Menjadi anak pertama tentu bukan keinginanku sendiri. Campur tangan Tuhan tak bisa kuelak sebagai takdir. Namun di usia matang begini aku begitu menikmatinya. Terlebih karena rumahku menjadi pilihan ayah dan ibu di masa senjanya. Ketimbang tinggal berdua saja di kampung. Meski sesekali ada saja gesekan kecil terjadi, namun aku masih memegang teguh nasihat bahwa orang tua adalah jimat.

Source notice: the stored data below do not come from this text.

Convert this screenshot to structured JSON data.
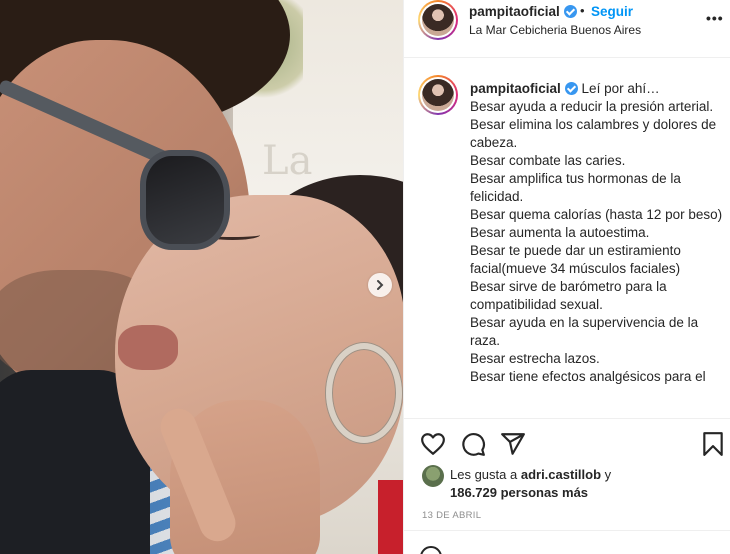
{
  "header": {
    "username": "pampitaoficial",
    "separator": "•",
    "follow_label": "Seguir",
    "location": "La Mar Cebicheria Buenos Aires",
    "more_label": "•••"
  },
  "caption": {
    "username": "pampitaoficial",
    "lines": [
      "Leí por ahí…",
      "Besar ayuda a reducir la presión arterial.",
      "Besar elimina los calambres y dolores de cabeza.",
      "Besar combate las caries.",
      "Besar amplifica tus hormonas de la felicidad.",
      "Besar quema calorías (hasta 12 por beso)",
      "Besar aumenta la autoestima.",
      "Besar te puede dar un estiramiento facial(mueve 34 músculos faciales)",
      "Besar sirve de barómetro para la compatibilidad sexual.",
      "Besar ayuda en la supervivencia de la raza.",
      "Besar estrecha lazos.",
      "Besar tiene efectos analgésicos para el"
    ]
  },
  "likes": {
    "prefix": "Les gusta a",
    "user": "adri.castillob",
    "conj": "y",
    "count_text": "186.729 personas más"
  },
  "date": "13 DE ABRIL",
  "photo_text": "La",
  "icons": {
    "like": "heart-icon",
    "comment": "comment-icon",
    "share": "share-icon",
    "save": "bookmark-icon",
    "next": "chevron-right-icon",
    "verified": "verified-badge-icon",
    "emoji": "emoji-icon"
  },
  "colors": {
    "link_blue": "#0095f6",
    "verified_blue": "#3897f0",
    "text": "#262626",
    "muted": "#8e8e8e"
  }
}
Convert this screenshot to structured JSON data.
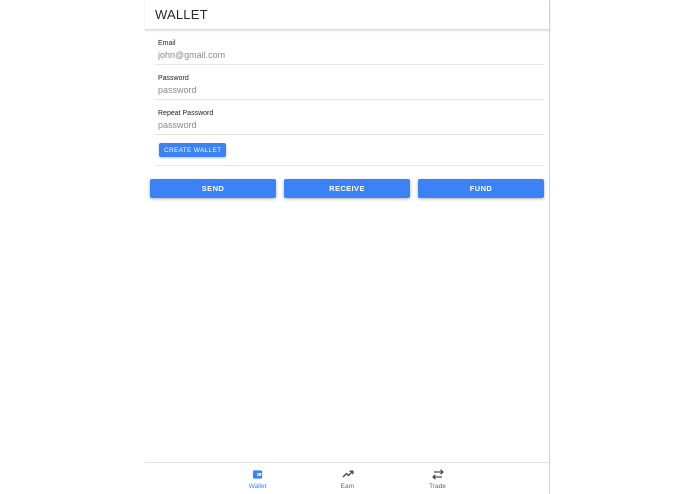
{
  "header": {
    "title": "WALLET"
  },
  "form": {
    "email": {
      "label": "Email",
      "placeholder": "john@gmail.com"
    },
    "password": {
      "label": "Password",
      "placeholder": "password"
    },
    "repeat_password": {
      "label": "Repeat Password",
      "placeholder": "password"
    },
    "create_label": "CREATE WALLET"
  },
  "actions": {
    "send": "SEND",
    "receive": "RECEIVE",
    "fund": "FUND"
  },
  "tabs": [
    {
      "label": "Wallet",
      "icon": "wallet-icon",
      "active": true
    },
    {
      "label": "Earn",
      "icon": "trending-up-icon",
      "active": false
    },
    {
      "label": "Trade",
      "icon": "swap-arrows-icon",
      "active": false
    }
  ],
  "colors": {
    "accent": "#3b82f6",
    "tab_inactive": "#666666"
  }
}
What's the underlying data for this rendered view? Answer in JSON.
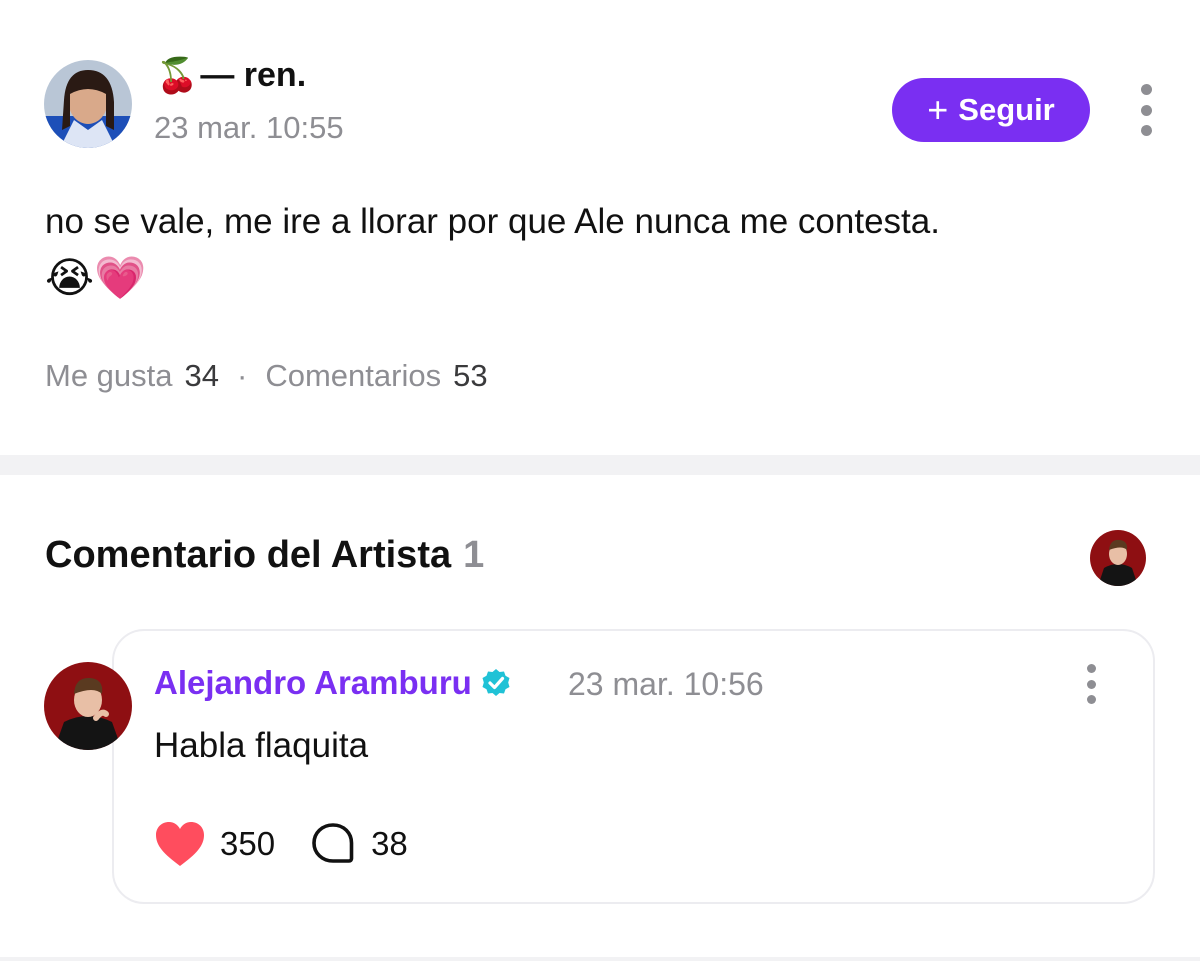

Sebagai seorang pensiunan dosen, ayah adalah orang yang sangat setia kepada ilmu. Tiada hari beliau lewatkan tanpa membaca buku. Hal ini menjadi warisan yang amat kusyukuri. Terutama pada kebiasaan sehari-hari kedua anakku. Dari ayah aku belajar bahwa memerintah tidak akan berhasil jika hanya muluk-muluk menghabiskan busa. Dari ayah juga kusadari bahwa tidak ada ruginya membaca. Apapun kapanpun dan di manapun, ilmu selalu membawa manfaat pada diri kita.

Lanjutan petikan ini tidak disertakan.